Roman Holiday follows the timeless formula in which relationships are formed based on secrets and lies; and characters incite comedic mishaps while attempting to keep their secrets hidden. One of the most enjoyable scenes in the entire movie comes when Joe tries to convince his boss, Mr. Hennessy (Hartley Power), that he was at the press interview with the princess. Mr. Hennessy already knows that the interview with the press was cancelled, yet he relishes in the fact that he has caught Joe in a lie that is getting bigger by the moment. It is in this scene where Gregory Peck’s comedic timing shines. For me this scene edges out Joe’s drink spilling encounter with Irving for funniest moment of the film.
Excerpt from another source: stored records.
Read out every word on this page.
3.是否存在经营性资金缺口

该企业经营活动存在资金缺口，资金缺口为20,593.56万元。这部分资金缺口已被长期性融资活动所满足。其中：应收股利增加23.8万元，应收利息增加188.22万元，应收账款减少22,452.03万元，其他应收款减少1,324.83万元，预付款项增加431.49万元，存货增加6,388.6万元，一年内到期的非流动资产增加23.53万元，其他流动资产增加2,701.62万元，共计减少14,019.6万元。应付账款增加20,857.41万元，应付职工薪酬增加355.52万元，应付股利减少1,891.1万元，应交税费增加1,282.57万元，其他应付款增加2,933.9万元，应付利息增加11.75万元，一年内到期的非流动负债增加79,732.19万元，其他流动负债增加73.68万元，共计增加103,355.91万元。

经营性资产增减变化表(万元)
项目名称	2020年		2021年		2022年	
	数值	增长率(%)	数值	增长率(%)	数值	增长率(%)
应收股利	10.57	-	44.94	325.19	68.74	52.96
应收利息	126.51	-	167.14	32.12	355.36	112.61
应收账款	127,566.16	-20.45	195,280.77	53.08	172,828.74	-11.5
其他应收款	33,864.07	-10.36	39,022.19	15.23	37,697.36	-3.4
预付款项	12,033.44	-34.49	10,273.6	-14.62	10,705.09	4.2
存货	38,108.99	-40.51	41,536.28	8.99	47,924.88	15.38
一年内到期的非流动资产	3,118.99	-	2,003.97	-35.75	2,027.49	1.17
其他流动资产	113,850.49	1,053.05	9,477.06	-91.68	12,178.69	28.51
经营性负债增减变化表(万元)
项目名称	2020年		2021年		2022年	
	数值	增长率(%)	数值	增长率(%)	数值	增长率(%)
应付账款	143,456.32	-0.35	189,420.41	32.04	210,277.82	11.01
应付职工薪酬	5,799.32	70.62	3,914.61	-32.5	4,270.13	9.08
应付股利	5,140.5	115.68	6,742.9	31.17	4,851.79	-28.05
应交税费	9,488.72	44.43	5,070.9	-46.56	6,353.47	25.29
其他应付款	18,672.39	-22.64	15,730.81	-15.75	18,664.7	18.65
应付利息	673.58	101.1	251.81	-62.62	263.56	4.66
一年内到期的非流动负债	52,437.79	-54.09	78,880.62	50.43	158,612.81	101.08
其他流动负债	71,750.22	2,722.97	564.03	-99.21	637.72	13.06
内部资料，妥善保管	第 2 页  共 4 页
As fairytale romantic comedies go, Peck is everything you would expect from a leading man in this type of film. He gets to play broad comedy as well as being the suave gentlemen. The relationship between Joe and Ann is fascinating despite the pairings obvious differences. Unlike Peck, Hepburn does not get that many scenes were she can really let loose comedic wise. With the exception of a few moments here and there, Hepburn is forced to stick to the confines of what you would expect from a princess.
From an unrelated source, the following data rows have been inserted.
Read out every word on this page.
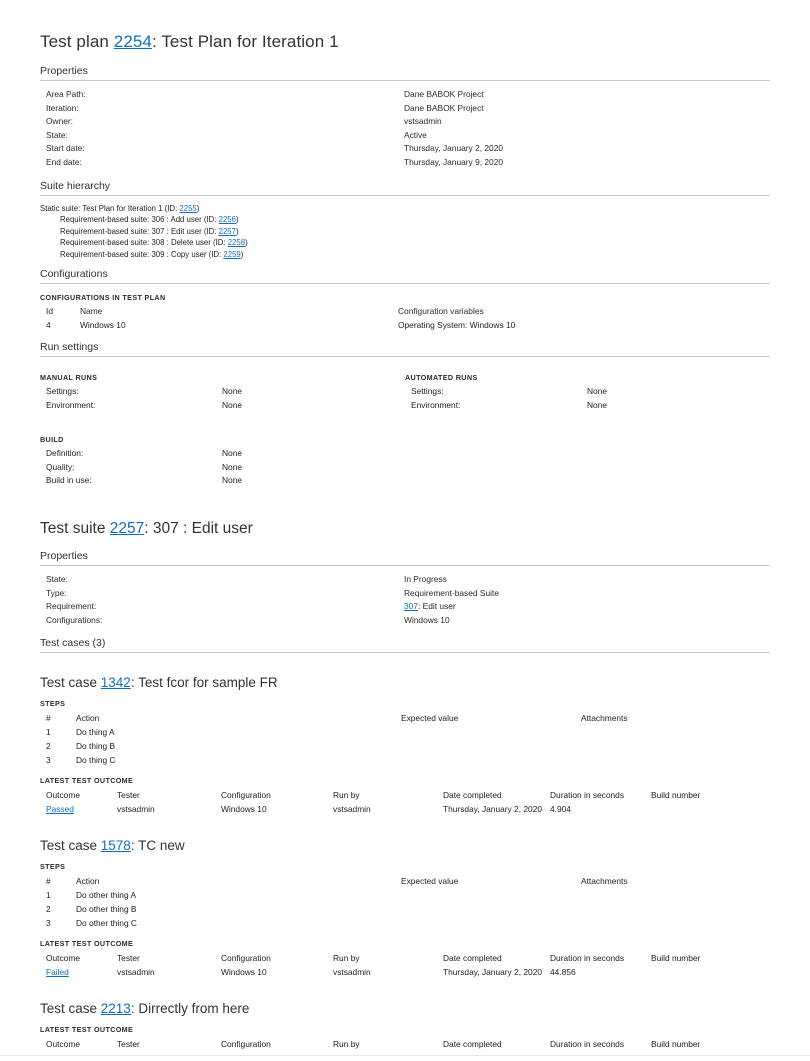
Test plan 2254: Test Plan for Iteration 1
Properties
Area Path:	Dane BABOK Project
Iteration:	Dane BABOK Project
Owner:	vstsadmin
State:	Active
Start date:	Thursday, January 2, 2020
End date:	Thursday, January 9, 2020
Suite hierarchy
Static suite: Test Plan for Iteration 1 (ID: 2255)
Requirement-based suite: 306 : Add user (ID: 2256)
Requirement-based suite: 307 : Edit user (ID: 2257)
Requirement-based suite: 308 : Delete user (ID: 2258)
Requirement-based suite: 309 : Copy user (ID: 2259)
Configurations
CONFIGURATIONS IN TEST PLAN
Id	Name	Configuration variables
4	Windows 10	Operating System: Windows 10
Run settings
MANUAL RUNS
Settings:	None
Environment:	None
AUTOMATED RUNS
Settings:	None
Environment:	None
BUILD
Definition:	None
Quality:	None
Build in use:	None
Test suite 2257: 307 : Edit user
Properties
State:	In Progress
Type:	Requirement-based Suite
Requirement:	307: Edit user
Configurations:	Windows 10
Test cases (3)
Test case 1342: Test fcor for sample FR
STEPS
#	Action	Expected value	Attachments
1	Do thing A
2	Do thing B
3	Do thing C
LATEST TEST OUTCOME
Outcome	Tester	Configuration	Run by	Date completed	Duration in seconds	Build number
Passed	vstsadmin	Windows 10	vstsadmin	Thursday, January 2, 2020 4.904
Test case 1578: TC new
STEPS
#	Action	Expected value	Attachments
1	Do other thing A
2	Do other thing B
3	Do other thing C
LATEST TEST OUTCOME
Outcome	Tester	Configuration	Run by	Date completed	Duration in seconds	Build number
Failed	vstsadmin	Windows 10	vstsadmin	Thursday, January 2, 2020 44.856
Test case 2213: Dirrectly from here
LATEST TEST OUTCOME
Outcome	Tester	Configuration	Run by	Date completed	Duration in seconds	Build number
Despite this, Audrey Hepburn still manages to bring some nice dimensions to her character. The strength in Hepburn’s performance lies in her ability to say so much through mere facial gestures. There is a wonderful moment towards the end when certain secrets are revealed and Ann must not break character in front of the press. Hepburn goes through so many emotions in that one scene. Speaking of the ending, I will merely say that the film ends the way I hoped it would. If the film had been made in more recent times, I doubt it would provided such a satisfying finale. While Roman Holiday is a fairly traditional romantic comedy in terms of plot, the performances are what raise this film above its modern day contemporaries.


  1. You're right made today this movie would lack the subtlety Wyler's masterpiece has.
    Just take a look at "Notting Hill" which is arguably a remake of this done for modern audiences who wouldnt' have gotten the richness in the original's ending.

  2. @Jose - You raise a good point in regards to Notting Hill. I think we have become a culture that only see happy endings as grand romantic gestures/speeches. There is nothing like that at the end of Roman Holiday. Yet the impact was so much more powerful, and dare I say more romantic, than Notting Hill or any other rom-com.

  3. I, too, love to peruse other people's DVD collections. It really passes the time while other people are small-talking up a storm.

    So glad to have stumbled upon your review of Roman Holiday. It's been a favorite for years. Hepburn and Peck are fantastic--subtle, but very emotionally effective.

    As for the ending, I believe it demonstrated a shift for the more realistic in Hollywood storytelling in the '50s, '60s, and '70s. Twenty years prior to Roman Holiday, It Happened One Night was released and won Best Picture. It's very similar in plot to Roman Holiday, but has a drastically different ending/outcome. So the contemporary shift back to lighthearted, crowd-pleasing storytelling may be merely a return to screwball comedies of the '30s and '40s. It's not so much a broad battle between "now" and "then," but more of a reflection of what audiences want, how they feel, and what Hollywood is willing to deliver. That said, Roman Holiday certainly has one of the best endings I've ever seen.